Gowdy on Shooting of Unarmed Jogger in Georgia: ‘Why Did It Take the Video?’

By Melanie Arter | May 7, 2020 | 11:36am EDT
US Representative for South Carolina, Trey Gowdy, asks a question during a congressional House Judiciary Committee hearing on "Oversight of FBI and DOJ Actions Surrounding the 2016 Election," in Washington, DC, on June 28 2018. (Photo by NICHOLAS KAMM/AFP via Getty Images)
US Representative for South Carolina, Trey Gowdy, asks a question during a congressional House Judiciary Committee hearing on "Oversight of FBI and DOJ Actions Surrounding the 2016 Election," in Washington, DC, on June 28 2018. (Photo by NICHOLAS KAMM/AFP via Getty Images)

(CNSNews.com) - Former Rep. Trey Gowdy (R-S.C.) wondered Wednesday why it took for the video of an unarmed black man who was shot and killed by two men while jogging in Brunswick, Ga., to be released before authorities called for a grand jury investigation.

The incident took place in February and didn’t receive national attention until video of the incident went viral on the internet.


Twenty-five year old Ahmaud Arbery was chased down by Gregory McMichael, a former police officer and former investigator, and his son, Travis McMichael, and shot and killed. Gregory McMichael told police they thought Arbery was a burglary suspect.

A special prosecutor assigned to the case recommended that a grand jury hear the case.

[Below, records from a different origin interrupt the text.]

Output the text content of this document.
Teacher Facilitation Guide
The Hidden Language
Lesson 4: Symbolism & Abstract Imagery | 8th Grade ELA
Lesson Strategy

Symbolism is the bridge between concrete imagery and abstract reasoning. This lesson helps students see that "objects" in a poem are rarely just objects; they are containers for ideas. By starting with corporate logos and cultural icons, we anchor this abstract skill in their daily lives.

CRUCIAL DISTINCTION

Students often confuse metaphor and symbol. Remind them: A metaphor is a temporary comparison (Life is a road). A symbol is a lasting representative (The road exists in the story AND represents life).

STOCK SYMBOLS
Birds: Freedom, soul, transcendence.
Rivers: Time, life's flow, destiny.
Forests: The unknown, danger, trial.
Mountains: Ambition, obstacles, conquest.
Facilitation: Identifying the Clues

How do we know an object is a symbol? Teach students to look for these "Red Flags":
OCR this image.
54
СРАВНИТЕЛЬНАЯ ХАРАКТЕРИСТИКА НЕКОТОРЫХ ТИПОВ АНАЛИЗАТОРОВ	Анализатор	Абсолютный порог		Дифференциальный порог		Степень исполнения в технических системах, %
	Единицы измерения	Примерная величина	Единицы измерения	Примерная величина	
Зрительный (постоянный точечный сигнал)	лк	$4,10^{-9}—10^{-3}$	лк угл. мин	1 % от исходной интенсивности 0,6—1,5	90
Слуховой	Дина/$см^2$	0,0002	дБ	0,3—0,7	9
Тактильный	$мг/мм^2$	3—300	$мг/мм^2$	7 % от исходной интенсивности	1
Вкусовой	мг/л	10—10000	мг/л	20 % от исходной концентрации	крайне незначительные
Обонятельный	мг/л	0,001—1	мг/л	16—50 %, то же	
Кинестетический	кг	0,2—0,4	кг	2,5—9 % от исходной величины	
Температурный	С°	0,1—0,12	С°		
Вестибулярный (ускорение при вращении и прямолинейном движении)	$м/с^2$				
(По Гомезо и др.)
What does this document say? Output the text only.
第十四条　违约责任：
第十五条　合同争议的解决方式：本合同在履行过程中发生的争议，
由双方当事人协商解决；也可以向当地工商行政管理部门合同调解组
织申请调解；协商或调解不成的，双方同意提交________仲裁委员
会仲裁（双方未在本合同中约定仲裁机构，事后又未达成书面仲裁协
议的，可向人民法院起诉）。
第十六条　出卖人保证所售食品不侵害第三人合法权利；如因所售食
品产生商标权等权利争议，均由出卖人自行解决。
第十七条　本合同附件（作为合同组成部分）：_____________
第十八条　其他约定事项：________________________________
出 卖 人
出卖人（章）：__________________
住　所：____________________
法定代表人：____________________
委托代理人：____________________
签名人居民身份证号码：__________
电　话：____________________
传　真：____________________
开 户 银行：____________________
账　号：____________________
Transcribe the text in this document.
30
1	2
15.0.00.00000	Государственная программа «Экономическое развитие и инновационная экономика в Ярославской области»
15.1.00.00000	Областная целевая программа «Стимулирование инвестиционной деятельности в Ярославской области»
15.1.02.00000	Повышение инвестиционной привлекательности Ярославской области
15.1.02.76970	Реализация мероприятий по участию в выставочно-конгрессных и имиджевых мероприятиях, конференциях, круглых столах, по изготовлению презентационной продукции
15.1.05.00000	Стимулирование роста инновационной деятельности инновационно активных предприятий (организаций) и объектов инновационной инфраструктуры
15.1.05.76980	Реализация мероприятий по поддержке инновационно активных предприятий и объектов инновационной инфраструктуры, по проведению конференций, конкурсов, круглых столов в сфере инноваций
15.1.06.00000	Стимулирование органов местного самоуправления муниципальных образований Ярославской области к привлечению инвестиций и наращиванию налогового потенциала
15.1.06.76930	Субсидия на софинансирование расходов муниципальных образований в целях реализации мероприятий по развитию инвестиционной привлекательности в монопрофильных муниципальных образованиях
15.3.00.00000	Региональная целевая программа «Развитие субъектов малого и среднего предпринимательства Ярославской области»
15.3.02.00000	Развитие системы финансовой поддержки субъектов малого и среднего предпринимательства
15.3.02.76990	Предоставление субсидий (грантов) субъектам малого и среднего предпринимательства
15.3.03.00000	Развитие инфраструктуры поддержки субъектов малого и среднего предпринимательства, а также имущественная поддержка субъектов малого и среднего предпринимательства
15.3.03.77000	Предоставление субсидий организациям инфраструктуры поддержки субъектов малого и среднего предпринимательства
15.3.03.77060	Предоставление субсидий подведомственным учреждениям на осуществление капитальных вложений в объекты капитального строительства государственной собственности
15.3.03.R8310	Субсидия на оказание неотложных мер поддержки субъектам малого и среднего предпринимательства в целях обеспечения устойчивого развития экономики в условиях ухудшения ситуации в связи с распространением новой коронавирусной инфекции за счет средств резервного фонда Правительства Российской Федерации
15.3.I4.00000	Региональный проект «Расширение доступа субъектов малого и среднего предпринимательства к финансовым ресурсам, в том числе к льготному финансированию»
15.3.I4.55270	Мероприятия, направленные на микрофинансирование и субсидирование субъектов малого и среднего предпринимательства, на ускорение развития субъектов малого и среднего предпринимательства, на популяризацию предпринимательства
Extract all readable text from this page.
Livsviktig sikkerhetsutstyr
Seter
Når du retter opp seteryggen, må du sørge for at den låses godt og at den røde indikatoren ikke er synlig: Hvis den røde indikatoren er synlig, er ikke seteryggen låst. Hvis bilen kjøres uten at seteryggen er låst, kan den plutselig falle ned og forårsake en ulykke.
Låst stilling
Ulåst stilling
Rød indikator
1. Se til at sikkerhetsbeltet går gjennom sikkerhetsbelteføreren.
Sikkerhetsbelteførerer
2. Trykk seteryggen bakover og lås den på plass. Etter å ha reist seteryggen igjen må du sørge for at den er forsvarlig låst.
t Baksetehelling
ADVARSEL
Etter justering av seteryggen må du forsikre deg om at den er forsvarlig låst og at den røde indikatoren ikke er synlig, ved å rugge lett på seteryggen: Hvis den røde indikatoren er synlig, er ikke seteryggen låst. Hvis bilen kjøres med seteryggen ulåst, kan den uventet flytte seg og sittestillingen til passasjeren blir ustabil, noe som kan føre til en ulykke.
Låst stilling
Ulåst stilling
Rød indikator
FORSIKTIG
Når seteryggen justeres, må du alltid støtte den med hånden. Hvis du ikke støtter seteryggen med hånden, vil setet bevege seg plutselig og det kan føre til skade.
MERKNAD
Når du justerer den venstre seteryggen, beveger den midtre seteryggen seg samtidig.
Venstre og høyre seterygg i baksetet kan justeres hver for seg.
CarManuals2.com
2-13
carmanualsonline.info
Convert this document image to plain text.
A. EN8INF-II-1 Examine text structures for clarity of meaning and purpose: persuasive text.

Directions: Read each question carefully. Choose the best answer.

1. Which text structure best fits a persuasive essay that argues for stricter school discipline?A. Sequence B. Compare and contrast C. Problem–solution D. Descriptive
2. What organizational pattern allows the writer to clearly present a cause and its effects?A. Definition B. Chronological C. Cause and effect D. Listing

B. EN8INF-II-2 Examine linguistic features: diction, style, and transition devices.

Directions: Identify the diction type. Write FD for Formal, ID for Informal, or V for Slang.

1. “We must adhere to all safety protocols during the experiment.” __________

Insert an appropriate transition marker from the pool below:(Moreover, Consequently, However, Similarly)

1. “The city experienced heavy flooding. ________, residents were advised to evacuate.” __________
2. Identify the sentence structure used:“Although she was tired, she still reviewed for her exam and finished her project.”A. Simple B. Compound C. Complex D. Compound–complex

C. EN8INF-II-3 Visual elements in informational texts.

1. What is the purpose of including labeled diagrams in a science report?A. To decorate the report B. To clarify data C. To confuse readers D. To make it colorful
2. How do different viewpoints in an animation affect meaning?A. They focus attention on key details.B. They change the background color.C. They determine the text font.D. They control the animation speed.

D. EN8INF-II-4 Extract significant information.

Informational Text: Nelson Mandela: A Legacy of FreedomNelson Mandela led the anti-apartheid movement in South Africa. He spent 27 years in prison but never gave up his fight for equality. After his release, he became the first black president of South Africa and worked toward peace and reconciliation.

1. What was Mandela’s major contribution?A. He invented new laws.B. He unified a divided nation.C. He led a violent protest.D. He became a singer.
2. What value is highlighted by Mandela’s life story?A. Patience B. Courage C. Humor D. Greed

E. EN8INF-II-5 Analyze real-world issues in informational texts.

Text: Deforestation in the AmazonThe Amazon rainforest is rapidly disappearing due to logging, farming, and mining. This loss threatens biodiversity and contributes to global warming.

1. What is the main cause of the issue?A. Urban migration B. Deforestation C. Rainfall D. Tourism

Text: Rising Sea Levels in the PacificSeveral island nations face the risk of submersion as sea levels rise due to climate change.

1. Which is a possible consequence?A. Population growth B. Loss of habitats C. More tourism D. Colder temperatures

“We need a justice system that everyone regardless of color or ethnic background has confidence in. I guess my first question is, why did it take the video? If you have someone who is jogging, who is unarmed, who is shot and killed by officers who aren’t officers, they’re not even law enforcement officers, why did it take the video?” Gowdy told Fox News’ “The Daily Briefing with Dana Perino.”

“It makes me think back to the shooting in Charleston where the police officer said he was acting in self-defense and then the video came out,” he said, referring to the fatal shooting of Walter Scott in Charleston, S.C. Scott was unarmed when he was pulled over by Officer Michael Slager. Slager pled guilty to violating Scott’s civil rights and sentenced to 20 years behind bars.

“So I think what people of color want to know is, where is the justice before it's on video? Because most of the stuff is not on video,” Gowdy said.

When asked what the next step is if the case goes to grand jury, Gowdy said, “Well you can indict a ham sandwich. That’s just a fact. Grand juries do some investigating but if you watch the video, the two suspects are not going to talk. 

“They’re not going to testify before the grand jury, and it's a pretty low evidentiary threshold, it's probable cause. It’s nowhere near enough to get a conviction, but that’s all it takes to get an arrest. You can indict anything you want to indict so I will be watching what this specially appointed prosecutor does,” he said.